Thirteen men from Bangor's small German-Jewish community came together to form Maine's first synagogue, Ahawas Achim ("Brotherly Love").
Gathering to meet the religious needs of members, their first action was the purchase of land for a cemetery in July 1849.
In March 1850 Ahawas Achim rented rooms to house its religious services. Although Ahawas Achim disbanded in 1856 when its congregants left Bangor to find work elsewhere, the synagogue was reestablished by a second group of German-Jewish immigrants in 1874 when they retrieved the first Ahawas Achim's important religious objects, such as the Sefer Torah (Torah scroll), from the synagogue in Boston where they were being kept.
Congregants from the second Ahawas Achim integrated quickly into the population of Bangor. This group intermarried at such a high rate that the congregation again disbanded after only a few years.
While Bangor's first synagogues lasted only a few years, they laid the groundwork for a number of long-lasting synagogues that followed.
Beth Israel, Maine's first permanent congregation, was established in Bangor during the 1880s. By 1888 this congregation had organized more fully and again retrieved Ahawas Achim's Sefer Torah from the synagogue holding it in Boston.

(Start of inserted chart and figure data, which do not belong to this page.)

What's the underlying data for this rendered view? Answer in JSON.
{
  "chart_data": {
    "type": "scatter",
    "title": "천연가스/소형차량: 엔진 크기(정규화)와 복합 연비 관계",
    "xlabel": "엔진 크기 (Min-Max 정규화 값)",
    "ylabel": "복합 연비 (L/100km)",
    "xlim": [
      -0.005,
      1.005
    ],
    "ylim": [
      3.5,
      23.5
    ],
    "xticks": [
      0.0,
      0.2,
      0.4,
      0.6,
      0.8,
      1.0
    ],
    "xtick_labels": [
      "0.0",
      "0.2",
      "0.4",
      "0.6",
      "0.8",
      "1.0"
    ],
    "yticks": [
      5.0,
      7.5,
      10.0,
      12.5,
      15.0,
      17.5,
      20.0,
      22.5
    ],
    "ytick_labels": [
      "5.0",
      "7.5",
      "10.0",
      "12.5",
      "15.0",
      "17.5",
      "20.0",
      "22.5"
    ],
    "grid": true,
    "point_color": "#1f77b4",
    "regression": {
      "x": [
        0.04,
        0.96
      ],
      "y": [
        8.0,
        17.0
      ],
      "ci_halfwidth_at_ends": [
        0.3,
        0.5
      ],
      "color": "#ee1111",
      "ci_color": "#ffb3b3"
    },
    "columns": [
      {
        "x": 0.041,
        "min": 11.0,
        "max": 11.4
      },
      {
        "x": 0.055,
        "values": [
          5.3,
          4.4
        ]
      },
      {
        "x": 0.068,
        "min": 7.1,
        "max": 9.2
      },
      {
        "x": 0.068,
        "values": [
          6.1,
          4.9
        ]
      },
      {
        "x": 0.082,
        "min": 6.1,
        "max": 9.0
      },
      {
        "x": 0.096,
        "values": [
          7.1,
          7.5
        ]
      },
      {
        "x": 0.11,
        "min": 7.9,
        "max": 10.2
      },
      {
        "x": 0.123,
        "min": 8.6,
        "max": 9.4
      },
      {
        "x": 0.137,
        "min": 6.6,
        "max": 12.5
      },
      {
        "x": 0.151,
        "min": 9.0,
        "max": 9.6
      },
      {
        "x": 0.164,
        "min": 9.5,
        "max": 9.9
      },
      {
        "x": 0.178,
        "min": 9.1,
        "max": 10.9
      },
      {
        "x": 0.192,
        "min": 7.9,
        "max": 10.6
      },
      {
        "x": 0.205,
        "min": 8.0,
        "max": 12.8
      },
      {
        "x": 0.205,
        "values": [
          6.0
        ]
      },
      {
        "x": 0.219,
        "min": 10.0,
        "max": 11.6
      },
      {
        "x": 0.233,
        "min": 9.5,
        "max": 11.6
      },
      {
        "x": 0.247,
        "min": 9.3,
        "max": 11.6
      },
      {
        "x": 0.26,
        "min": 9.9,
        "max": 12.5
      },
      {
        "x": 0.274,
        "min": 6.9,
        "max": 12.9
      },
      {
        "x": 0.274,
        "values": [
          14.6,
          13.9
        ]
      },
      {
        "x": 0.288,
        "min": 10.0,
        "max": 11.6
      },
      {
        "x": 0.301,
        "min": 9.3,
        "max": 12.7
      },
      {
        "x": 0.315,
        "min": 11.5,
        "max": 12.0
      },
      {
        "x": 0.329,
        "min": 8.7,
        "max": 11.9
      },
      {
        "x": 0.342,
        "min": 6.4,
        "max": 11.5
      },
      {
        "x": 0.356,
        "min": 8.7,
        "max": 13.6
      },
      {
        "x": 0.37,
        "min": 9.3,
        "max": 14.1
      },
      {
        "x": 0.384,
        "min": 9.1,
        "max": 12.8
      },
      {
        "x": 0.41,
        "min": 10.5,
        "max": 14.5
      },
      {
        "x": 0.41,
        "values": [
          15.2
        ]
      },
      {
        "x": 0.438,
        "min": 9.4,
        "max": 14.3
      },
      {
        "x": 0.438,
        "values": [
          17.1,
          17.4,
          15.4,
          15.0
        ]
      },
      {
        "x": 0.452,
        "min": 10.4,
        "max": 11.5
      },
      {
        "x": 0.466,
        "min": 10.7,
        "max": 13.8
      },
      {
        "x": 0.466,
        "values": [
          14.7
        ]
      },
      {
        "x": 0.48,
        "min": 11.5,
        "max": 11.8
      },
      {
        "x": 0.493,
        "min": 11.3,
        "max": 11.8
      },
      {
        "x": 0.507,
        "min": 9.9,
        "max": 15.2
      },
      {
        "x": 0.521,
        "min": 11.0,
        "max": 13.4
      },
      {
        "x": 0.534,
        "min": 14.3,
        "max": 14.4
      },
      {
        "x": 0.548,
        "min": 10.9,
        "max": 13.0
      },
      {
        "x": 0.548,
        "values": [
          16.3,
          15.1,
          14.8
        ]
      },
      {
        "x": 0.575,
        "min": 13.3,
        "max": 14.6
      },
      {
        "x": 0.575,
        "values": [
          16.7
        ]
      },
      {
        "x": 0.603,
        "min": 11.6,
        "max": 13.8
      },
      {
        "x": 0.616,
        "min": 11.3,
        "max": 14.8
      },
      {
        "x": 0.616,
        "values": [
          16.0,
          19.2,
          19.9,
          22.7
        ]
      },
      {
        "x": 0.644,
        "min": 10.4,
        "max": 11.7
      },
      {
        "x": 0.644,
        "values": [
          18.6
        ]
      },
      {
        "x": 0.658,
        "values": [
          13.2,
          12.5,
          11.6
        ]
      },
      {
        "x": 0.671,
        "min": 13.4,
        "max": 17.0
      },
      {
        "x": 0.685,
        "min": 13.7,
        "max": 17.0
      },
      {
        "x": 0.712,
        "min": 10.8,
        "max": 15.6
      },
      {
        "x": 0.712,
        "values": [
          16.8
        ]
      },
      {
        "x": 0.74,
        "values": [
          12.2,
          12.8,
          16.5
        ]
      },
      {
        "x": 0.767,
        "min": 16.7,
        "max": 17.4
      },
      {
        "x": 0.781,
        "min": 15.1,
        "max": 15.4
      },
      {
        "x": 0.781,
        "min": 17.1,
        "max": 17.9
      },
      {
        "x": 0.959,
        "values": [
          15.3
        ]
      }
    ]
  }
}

Beth Israel constructed a synagogue to hold services in 1897, but by then members of the congregation had already begun the shift characteristic to American Judaism toward more home-based tradition, and many members were already performing some rituals in their homes.
Temple services were still important, but as the Jewish community of Bangor shows, they were just one option Jews had to maintain their culture in the late 19th century.